Güncelleme Tarihi:
ANVERS’te Karel de Grote Yüksek Okulu Sosyal Hizmetler ve Pedagoji Bölümünde dört yıllık lisans eğitimini kısa süre önce başarıyla tamamlayan ve Brüksel Serbest Üniversitesinde (VUB) yüksek lisans programına kabul edilen Başlık, iş başvurusuyla ilgili yaşadığı sıkıntıları anlattı.
Yüksek eğitimi boyunca sosyal ve akademik başarısıyla dikkati çeken Başlık, okulunda her zaman katılımcı ve olumlu bir ortamla karşılaştığını, öğretmenlerinin tesettürlü başarılı bir öğrenci olarak kendisine her zaman teşvik edici bir tutumla yaklaştığını söyledi.
İrlanda’da dil eğitimi alan, öğrenci değişimi kapsamında Danimarka’ya giden, Malezya’da staj yapan ve Flamanca, İngilizce, Fransızca ve Türkçe bilen Başlık, Leopoldsburg Belediyesine bağlı huzurevinde staj imkanı açıldığını görünce iş başvurusunda bulundu.
‘TELEFONLA BELEDİYEYE SORDU’
Başvurunun ardından mülakata çağrıldığını ve görüşmenin çok olumlu geçtiğini belirten Betül Başlık, şunları söyledi: “Görüşmedeki hanımefendi ‘belediyeyi araması gerektiğini ve başörtümün sorun olup olmayacağını sorması gerektiğini’ iletti. O sırada belediyedeki yetkili ise ‘başörtülü olduğum için işe alınamayacağımı, başörtümü çıkarırsam işe başlayabileceğimi’ söyledi. Ben de onlara dini inancımdan vazgeçmeyeceğimi ve başörtümü çıkaramayacağımı bildirdim. Bu yüzden de işe kabul edilmedim. O pozisyon için gerekli eğitimi aldım. Başörtümün bir sorun olacağını hiç düşünmedim. Belediyenin, ‘Başörtünü çıkarırsan yarın işe başlayabilirsin’ açıklaması beni çok şaşırttı.”

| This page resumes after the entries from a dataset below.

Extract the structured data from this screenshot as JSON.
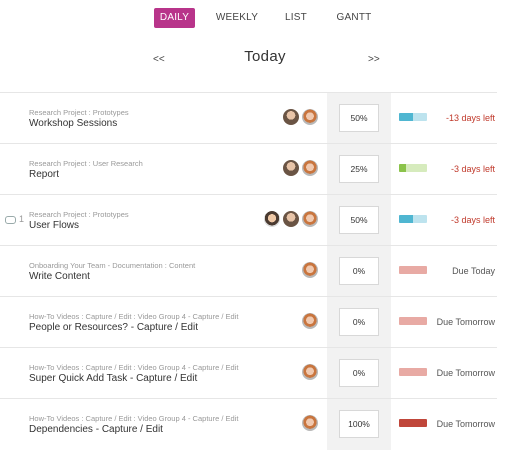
{
  "tabs": [
    {
      "label": "DAILY",
      "active": true
    },
    {
      "label": "WEEKLY",
      "active": false
    },
    {
      "label": "LIST",
      "active": false
    },
    {
      "label": "GANTT",
      "active": false
    }
  ],
  "nav": {
    "prev": "<<",
    "title": "Today",
    "next": ">>"
  },
  "colors": {
    "accent": "#b8348a",
    "overdue": "#c0392b",
    "neutral": "#555555"
  },
  "rows": [
    {
      "comment_count": "",
      "project": "Research Project : Prototypes",
      "task": "Workshop Sessions",
      "avatars": [
        "a",
        "b"
      ],
      "percent": "50%",
      "progress": 0.5,
      "bar_fill": "#4fb6d1",
      "bar_track": "#bde3ee",
      "status": "-13 days left",
      "status_color": "#c0392b"
    },
    {
      "comment_count": "",
      "project": "Research Project : User Research",
      "task": "Report",
      "avatars": [
        "a",
        "b"
      ],
      "percent": "25%",
      "progress": 0.25,
      "bar_fill": "#8bc34a",
      "bar_track": "#d6ebbd",
      "status": "-3 days left",
      "status_color": "#c0392b"
    },
    {
      "comment_count": "1",
      "project": "Research Project : Prototypes",
      "task": "User Flows",
      "avatars": [
        "c",
        "a",
        "b"
      ],
      "percent": "50%",
      "progress": 0.5,
      "bar_fill": "#4fb6d1",
      "bar_track": "#bde3ee",
      "status": "-3 days left",
      "status_color": "#c0392b"
    },
    {
      "comment_count": "",
      "project": "Onboarding Your Team - Documentation : Content",
      "task": "Write Content",
      "avatars": [
        "b"
      ],
      "percent": "0%",
      "progress": 0.0,
      "bar_fill": "#e8aaa4",
      "bar_track": "#e8aaa4",
      "status": "Due Today",
      "status_color": "#555555"
    },
    {
      "comment_count": "",
      "project": "How-To Videos : Capture / Edit : Video Group 4 - Capture / Edit",
      "task": "People or Resources? - Capture / Edit",
      "avatars": [
        "b"
      ],
      "percent": "0%",
      "progress": 0.0,
      "bar_fill": "#e8aaa4",
      "bar_track": "#e8aaa4",
      "status": "Due Tomorrow",
      "status_color": "#555555"
    },
    {
      "comment_count": "",
      "project": "How-To Videos : Capture / Edit : Video Group 4 - Capture / Edit",
      "task": "Super Quick Add Task - Capture / Edit",
      "avatars": [
        "b"
      ],
      "percent": "0%",
      "progress": 0.0,
      "bar_fill": "#e8aaa4",
      "bar_track": "#e8aaa4",
      "status": "Due Tomorrow",
      "status_color": "#555555"
    },
    {
      "comment_count": "",
      "project": "How-To Videos : Capture / Edit : Video Group 4 - Capture / Edit",
      "task": "Dependencies - Capture / Edit",
      "avatars": [
        "b"
      ],
      "percent": "100%",
      "progress": 1.0,
      "bar_fill": "#c0463a",
      "bar_track": "#c0463a",
      "status": "Due Tomorrow",
      "status_color": "#555555"
    }
  ]
}
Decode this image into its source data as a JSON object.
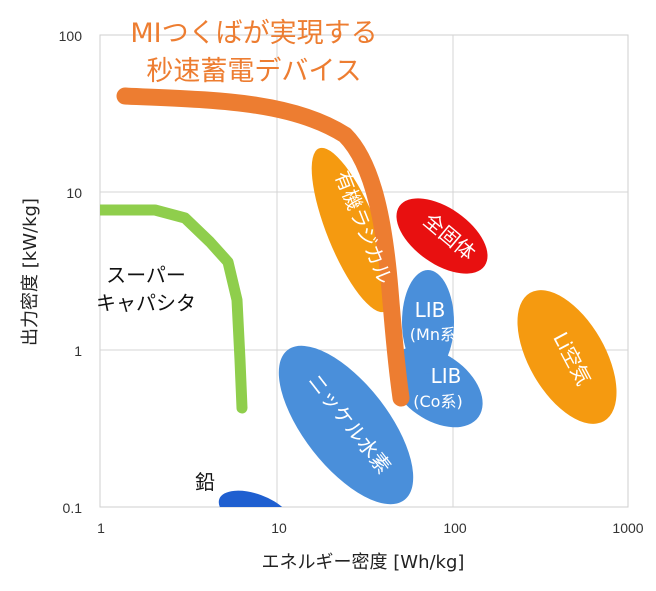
{
  "chart_data": {
    "type": "scatter",
    "title": "MIつくばが実現する秒速蓄電デバイス",
    "title_lines": [
      "MIつくばが実現する",
      "秒速蓄電デバイス"
    ],
    "xlabel": "エネルギー密度 [Wh/kg]",
    "ylabel": "出力密度 [kW/kg]",
    "xscale": "log",
    "yscale": "log",
    "xlim": [
      1,
      1000
    ],
    "ylim": [
      0.1,
      100
    ],
    "x_ticks": [
      1,
      10,
      100,
      1000
    ],
    "x_tick_labels": [
      "1",
      "10",
      "100",
      "1000"
    ],
    "y_ticks": [
      0.1,
      1,
      10,
      100
    ],
    "y_tick_labels": [
      "0.1",
      "1",
      "10",
      "100"
    ],
    "grid": true,
    "regions": [
      {
        "name": "鉛",
        "label": "鉛",
        "color": "#1f5fd0",
        "center": [
          8,
          0.095
        ],
        "shape": "ellipse"
      },
      {
        "name": "supercapacitor",
        "label_lines": [
          "スーパー",
          "キャパシタ"
        ],
        "color": "#8fce4c",
        "shape": "curve",
        "points": [
          [
            1,
            7.8
          ],
          [
            2,
            7.6
          ],
          [
            3,
            6.5
          ],
          [
            4.5,
            4.5
          ],
          [
            6,
            3.5
          ],
          [
            6.4,
            2.0
          ],
          [
            6.6,
            0.4
          ]
        ]
      },
      {
        "name": "有機ラジカル",
        "label": "有機ラジカル",
        "color": "#f59a10",
        "center": [
          27,
          6.5
        ],
        "shape": "ellipse"
      },
      {
        "name": "全固体",
        "label": "全固体",
        "color": "#e81010",
        "center": [
          80,
          5.8
        ],
        "shape": "ellipse"
      },
      {
        "name": "LIB (Mn系)",
        "label": "LIB",
        "sub": "(Mn系)",
        "color": "#4a8fda",
        "center": [
          72,
          1.95
        ],
        "shape": "ellipse"
      },
      {
        "name": "LIB (Co系)",
        "label": "LIB",
        "sub": "(Co系)",
        "color": "#4a8fda",
        "center": [
          90,
          0.8
        ],
        "shape": "ellipse"
      },
      {
        "name": "ニッケル水素",
        "label": "ニッケル水素",
        "color": "#4a8fda",
        "center": [
          28,
          0.38
        ],
        "shape": "ellipse"
      },
      {
        "name": "Li空気",
        "label": "Li空気",
        "color": "#f59a10",
        "center": [
          440,
          1.0
        ],
        "shape": "ellipse"
      },
      {
        "name": "MIつくば",
        "color": "#ed7d31",
        "shape": "curve",
        "points": [
          [
            1.2,
            40
          ],
          [
            3,
            39
          ],
          [
            8,
            37
          ],
          [
            15,
            33
          ],
          [
            22,
            25
          ],
          [
            30,
            18
          ],
          [
            40,
            8
          ],
          [
            45,
            3
          ],
          [
            50,
            0.5
          ]
        ]
      }
    ]
  }
}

‘DİNİMİZDEN VAZGEÇMEMİZİ İSTİYORLAR’
“Belediye, ‘dini sembollerin’ kamu iş alanlarında yasak olmasını gerekçe gösterdi. Ben bu ülkenin bir vatandaşı olarak herkesle aynı haklara sahip olmak istiyorum. Belçika’da doğup büyüdüm. Bana diğer Belçika vatandaşlarıyla aynı hakları vermediklerini, beni ve benim gibilerini dışladıklarını hissediyorum. Geçmişte benzer şekilde ayrımcılıkla karşılaşan birçok kişi oldu ve gelecekte de bu tür ayrımcılık vakaları devam edecek. Dinimizden vazgeçmemizi istiyorlar. Onlar gibi olmamızı istiyorlar ve biz bunu hiçbir şekilde kabul etmiyoruz. Kendi kültürümüzle, kendi inancımızla, buranın vatandaşı olarak yaşamak istediğimizi kabullenmek istemiyorlar, bu şekilde dışlamaya çalışıyorlar.”
‘ASİMİLASYONU KABUL ETMİYORUZ’
“Bu davranış, Belçika hükümetinin, toplumun bir kesimini dışladığını açık bir şekilde gösteriyor. Eğer bir Avrupa ülkesi özgürlükten bahsediyorsa, herkese aynı hakları tanımalı. Belçikalı arkadaşlarım ve öğretmenlerimden genellikle destek mesajı aldım. Tanıdığım herkes belediyenin kararına tepki gösterdi. Ön yargılı tepkiler de aldım. Toplumun bir kesimi entegrasyonu asimilasyon olarak algılıyor. Biz entegre olduk ama asimilasyonu kabul etmiyoruz.”